The primary purpose of this thesis was to gain more insights in the genetic architecture and disease mechanisms underlying connective tissue and growth disorders. The first and main project focused on carpal tunnel syndrome (CTS). Although CTS is common and widely recognized, its precise etiology still remains largely unknown. In this project, we were able to delineate a new fibrillino-2-pathy by studying a family in whom CTS occurred in three subsequent generations at an unusually young age. Additional clinical features included brachydactyly and short Achilles tendons. Using exome sequencing, we identified a heterozygous pathogenic variant (p.Phe1670Cys) in the fibrillin-2 (FBN2) gene that co‐segregated with the phenotype in the family. We found evidence that the mutant protein affects normal integrin-mediated cell adhesion in the ECM and observed increased TGF-β signaling, resulting in fibrosis of the carpal tissues with entrapment of the median nerve as a consequence. A variant burden test in a large cohort of sporadic CTS patients revealed a significantly increased frequency of rare (6.7% versus 2.5-3.4%, p<0.001) and high-impact (6.9% versus 2.7%, p<0.001) FBN2 variants in patient alleles compared to controls. These findings strongly suggest a role of FBN2 in the pathogenesis of CTS.

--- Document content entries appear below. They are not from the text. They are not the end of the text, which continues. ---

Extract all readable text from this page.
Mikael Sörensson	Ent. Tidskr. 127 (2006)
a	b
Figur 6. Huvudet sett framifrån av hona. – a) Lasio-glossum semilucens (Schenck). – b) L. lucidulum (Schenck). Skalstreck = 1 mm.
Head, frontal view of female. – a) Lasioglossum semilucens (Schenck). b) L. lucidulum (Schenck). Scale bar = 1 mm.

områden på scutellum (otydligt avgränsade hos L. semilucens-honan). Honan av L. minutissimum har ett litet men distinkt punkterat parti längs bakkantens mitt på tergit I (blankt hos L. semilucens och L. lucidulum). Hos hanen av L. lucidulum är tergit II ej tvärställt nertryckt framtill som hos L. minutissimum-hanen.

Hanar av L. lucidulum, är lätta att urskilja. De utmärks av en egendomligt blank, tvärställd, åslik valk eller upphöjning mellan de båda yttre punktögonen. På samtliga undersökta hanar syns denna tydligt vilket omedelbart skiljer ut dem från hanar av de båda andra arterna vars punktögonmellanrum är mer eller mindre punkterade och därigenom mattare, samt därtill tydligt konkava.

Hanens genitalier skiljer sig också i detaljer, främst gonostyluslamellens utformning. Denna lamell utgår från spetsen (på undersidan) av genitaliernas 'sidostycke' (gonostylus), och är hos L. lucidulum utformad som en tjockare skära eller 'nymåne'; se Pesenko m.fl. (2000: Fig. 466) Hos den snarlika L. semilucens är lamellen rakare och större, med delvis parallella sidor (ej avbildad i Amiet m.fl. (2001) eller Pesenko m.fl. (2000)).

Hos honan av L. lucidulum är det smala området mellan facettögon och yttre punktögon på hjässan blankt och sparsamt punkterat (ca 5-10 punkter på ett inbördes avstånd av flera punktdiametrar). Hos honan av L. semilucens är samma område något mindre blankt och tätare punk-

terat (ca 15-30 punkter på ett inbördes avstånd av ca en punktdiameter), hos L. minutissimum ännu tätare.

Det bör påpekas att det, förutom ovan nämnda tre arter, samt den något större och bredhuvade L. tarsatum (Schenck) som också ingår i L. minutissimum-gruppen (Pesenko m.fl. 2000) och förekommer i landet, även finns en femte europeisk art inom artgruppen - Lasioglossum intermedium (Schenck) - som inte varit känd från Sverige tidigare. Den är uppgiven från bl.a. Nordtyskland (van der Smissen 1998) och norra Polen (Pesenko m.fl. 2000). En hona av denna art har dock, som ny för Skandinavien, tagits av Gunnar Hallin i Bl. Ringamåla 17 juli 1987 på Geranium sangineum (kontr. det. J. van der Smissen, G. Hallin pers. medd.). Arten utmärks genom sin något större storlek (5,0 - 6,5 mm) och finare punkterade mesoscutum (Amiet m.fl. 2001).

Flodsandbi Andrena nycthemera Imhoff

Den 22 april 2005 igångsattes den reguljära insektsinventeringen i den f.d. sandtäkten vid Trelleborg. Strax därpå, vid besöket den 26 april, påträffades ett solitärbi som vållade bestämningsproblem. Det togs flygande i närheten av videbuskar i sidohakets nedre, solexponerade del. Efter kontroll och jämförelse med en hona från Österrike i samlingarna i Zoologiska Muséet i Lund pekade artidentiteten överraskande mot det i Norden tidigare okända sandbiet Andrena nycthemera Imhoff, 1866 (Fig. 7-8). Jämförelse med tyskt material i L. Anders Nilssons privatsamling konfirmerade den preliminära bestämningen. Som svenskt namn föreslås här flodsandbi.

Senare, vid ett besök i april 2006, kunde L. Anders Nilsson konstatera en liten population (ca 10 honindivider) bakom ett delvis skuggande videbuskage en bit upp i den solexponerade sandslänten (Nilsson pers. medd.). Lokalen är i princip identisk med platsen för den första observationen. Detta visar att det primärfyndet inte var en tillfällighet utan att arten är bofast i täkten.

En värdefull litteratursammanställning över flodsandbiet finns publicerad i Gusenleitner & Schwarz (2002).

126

The second project of this thesis focused on children born small-for-gestational age (SGA) with persisting growth failure. In a significant proportion of SGA children, the etiology of the growth failure remains unclear after routine diagnostic work-up. In this project, we investigated whether an extensive analysis of the (epi)genome can unravel the (epi)genetic cause of growth failure in a well-defined group of 20 SGA children.

We identified (likely) pathogenic variants in two siblings and two additional probands using exome sequencing. Furthermore,

SNP array analysis in all children and their parents revealed a rare, pathogenic de novo copy number variation (CNV) in two other unrelated probands. In almost all children with a genetic diagnosis, we observed an “above average” response to growth hormone treatment. These results question the relevance of the exclusion of syndromic SGA patients from growth hormone treatment. In a subgroup of 10 children, we performed a genome-wide DNA methylation assay. This analysis revealed multi-locus imprinting disturbances in two additional children. Furthermore, in the child harboring the NSD1-containing microduplication, we identified a novel DNA methylation signature. The conclusion of this second project is that a more advanced approach with deep genotyping can unravel unexpected (epi)genomic alterations in SGA children with persistent growth failure.